1 Mestrando no Programa de Pós Graduação em Ciências Veterinárias – UFLA; 2 Pós doutoranda do programa de Pós Graduação em Zootecnia – UFLA; 3 Técnico Administrativo do Departamento de Zootecnia-UFLA; 4 Graduandos em Zootecnia – UFLA; 5 Docente/pesquisador do Departamento de Zootecnia – UFLA.
*Autor correspondente (Corresponding author) – Email:
Resumo: O Brasil é uma das maiores potências mundiais em piscicultura. A produção aquícola nacional cresce cada dia mais, superando outras atividades de importância econômica. A carne do pescado possui altos níveis de proteína de alta digestibilidade, ácidos graxos insaturados, como ômega 6 e ômega 3 e vários minerais e vitaminas, que conferem uma riqueza nutricional ao homem, porém, possui alto potencial de deterioração. Com isso, os benefícios nutricionais do pescado podem ser aproveitados quando fatores de segurança e qualidade forem garantidos. O pescado é um alimento muito perecível e estratégias de armazenamento precisam ser empregadas para aumentar sua vida útil. A segurança alimentar é a garantia de que os alimentos não causarão danos à saúde de quem os consome, e é uma propriedade fundamental da qualidade dos alimentos que pode ser perdida em qualquer estágio da cadeia alimentar se o mesmo for contaminado por microorganismos patogênicos.
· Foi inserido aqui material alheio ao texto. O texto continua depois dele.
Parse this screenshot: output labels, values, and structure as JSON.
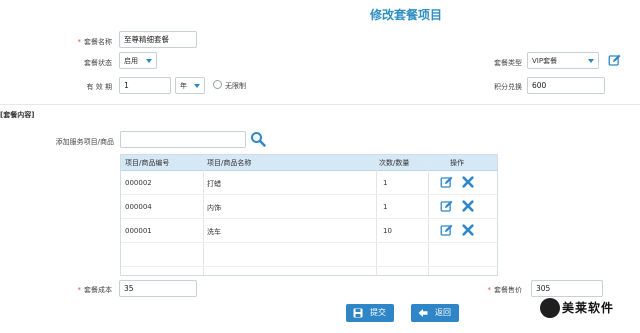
{
  "page_title": "修改套餐项目",
  "form": {
    "name_label": "套餐名称",
    "name_value": "至尊精细套餐",
    "status_label": "套餐状态",
    "status_value": "启用",
    "validity_label": "有 效 期",
    "validity_value": "1",
    "validity_unit": "年",
    "unlimited_label": "无限制",
    "type_label": "套餐类型",
    "type_value": "VIP套餐",
    "points_label": "积分兑换",
    "points_value": "600"
  },
  "section": {
    "title": "[套餐内容]"
  },
  "add_item": {
    "label": "添加服务项目/商品",
    "value": ""
  },
  "table": {
    "headers": [
      "项目/商品编号",
      "项目/商品名称",
      "次数/数量",
      "操作"
    ],
    "rows": [
      {
        "code": "000002",
        "name": "打蜡",
        "qty": "1"
      },
      {
        "code": "000004",
        "name": "内饰",
        "qty": "1"
      },
      {
        "code": "000001",
        "name": "洗车",
        "qty": "10"
      }
    ]
  },
  "cost": {
    "label": "套餐成本",
    "value": "35"
  },
  "price": {
    "label": "套餐售价",
    "value": "305"
  },
  "buttons": {
    "submit": "提交",
    "back": "返回"
  },
  "watermark": {
    "text": "美莱软件"
  },
  "colors": {
    "accent": "#2f86c7",
    "title": "#2f8fc4",
    "required": "#e04a3a",
    "header_bg": "#d4e8f5"
  },
  "icons": {
    "search": "search-icon",
    "edit": "edit-icon",
    "delete": "delete-icon",
    "save": "save-icon",
    "back": "back-arrow-icon"
  }
}
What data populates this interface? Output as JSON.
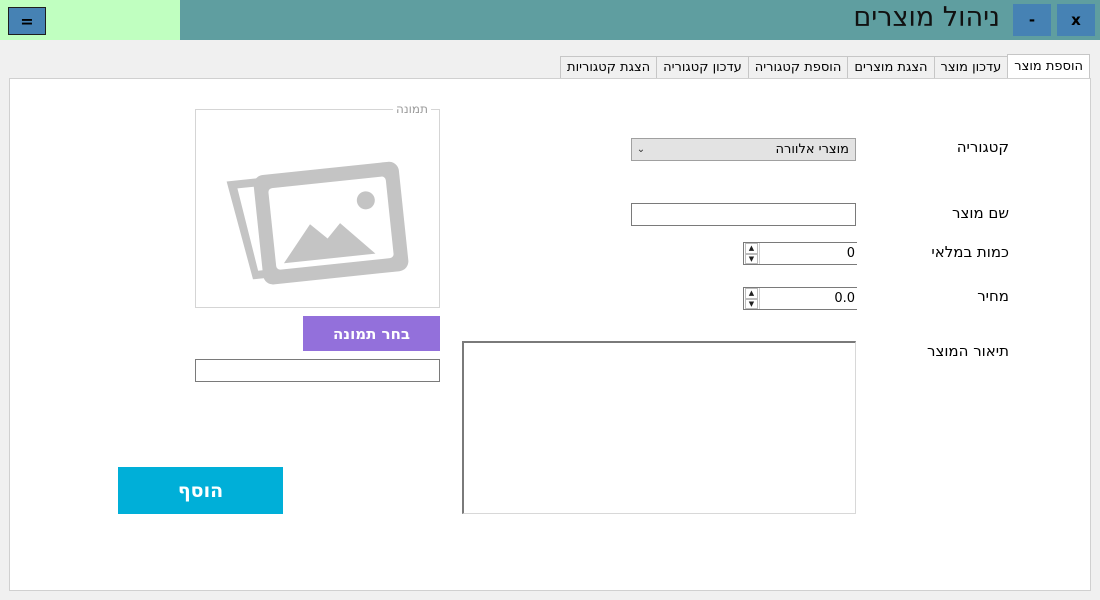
{
  "window": {
    "title": "ניהול מוצרים",
    "menu_label": "=",
    "minimize_label": "-",
    "close_label": "x"
  },
  "tabs": [
    {
      "label": "הוספת מוצר",
      "active": true
    },
    {
      "label": "עדכון מוצר",
      "active": false
    },
    {
      "label": "הצגת מוצרים",
      "active": false
    },
    {
      "label": "הוספת קטגוריה",
      "active": false
    },
    {
      "label": "עדכון קטגוריה",
      "active": false
    },
    {
      "label": "הצגת קטגוריות",
      "active": false
    }
  ],
  "form": {
    "category_label": "קטגוריה",
    "category_value": "מוצרי אלוורה",
    "name_label": "שם מוצר",
    "name_value": "",
    "quantity_label": "כמות במלאי",
    "quantity_value": "0",
    "price_label": "מחיר",
    "price_value": "0.0",
    "description_label": "תיאור המוצר",
    "description_value": ""
  },
  "image_group": {
    "title": "תמונה",
    "choose_button": "בחר תמונה",
    "path_value": ""
  },
  "add_button": "הוסף",
  "colors": {
    "titlebar": "#5f9ea0",
    "titlebar_left": "#c0ffc0",
    "window_buttons": "#4682b4",
    "choose_button": "#9370db",
    "add_button": "#00afd8"
  }
}
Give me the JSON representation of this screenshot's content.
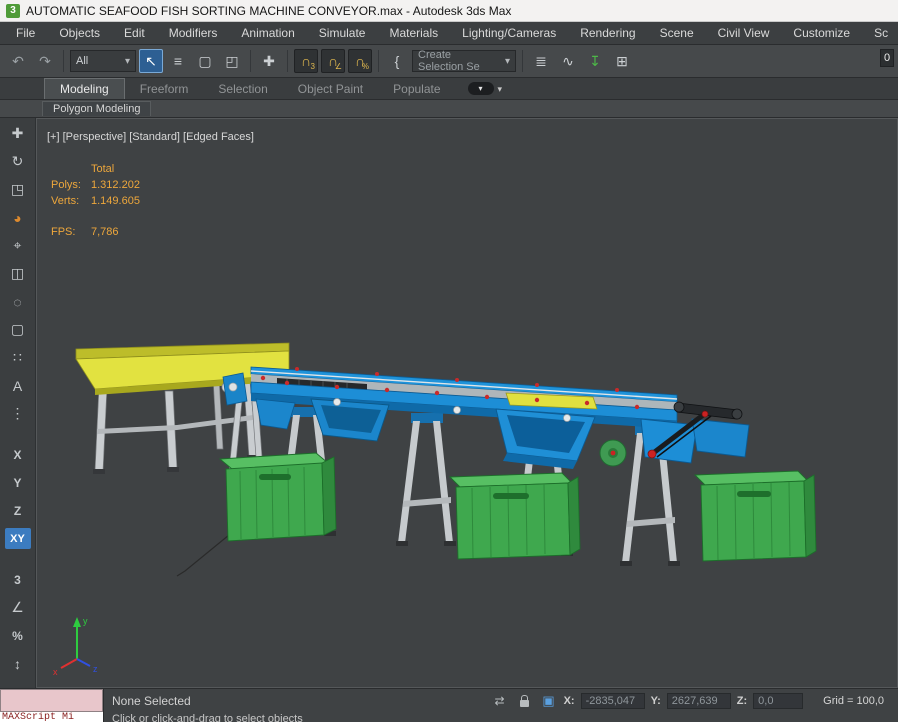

Muitas bactérias e parasitas presentes no ambiente podem ser transmitidas aos seres humanos durante a manipulação e consumo de alimentos e provocar doenças de caráter zoonótico. Com isso, o objetivo dessa revisão foi realizar uma pesquisa em bancos de dados do Scopus, Web of Science, Google Scholar e Science Direct, sobre a qualidade e segurança do pescado, as doenças transmitidas pelo seu consumo e os riscos oferecidos à saúde humana, além de explanar os benefícios do consumo de peixes e derivados. Por fim, a inspeção sanitária adequada, a educação da população e pesquisas que atuam no desenvolvimento de métodos de análises e tratamentos, são importantes para que o pescado ofereça segurança à população consumidora.
Palavras–chave: doenças; peixes; segurança dos alimentos; vigilância sanitária;
INTRODUÇÃO
A alimentação é um ato essencial na vida do ser humano, no entanto é essencial que o alimento seja seguro e forneça nutrientes necessários para realizar funções básicas (energéticas, estruturais, funcionais e reguladoras) e manter a saúde (1,2).
Os alimentos podem ser transmissores de doenças quando contaminados por diferentes microrganismos e toxinas, tornando-se potencialmente perigosos. Com isso, a segurança alimentar tornou-se uma propriedade que envolve saúde pública, bem-estar da população e economia mundial (1).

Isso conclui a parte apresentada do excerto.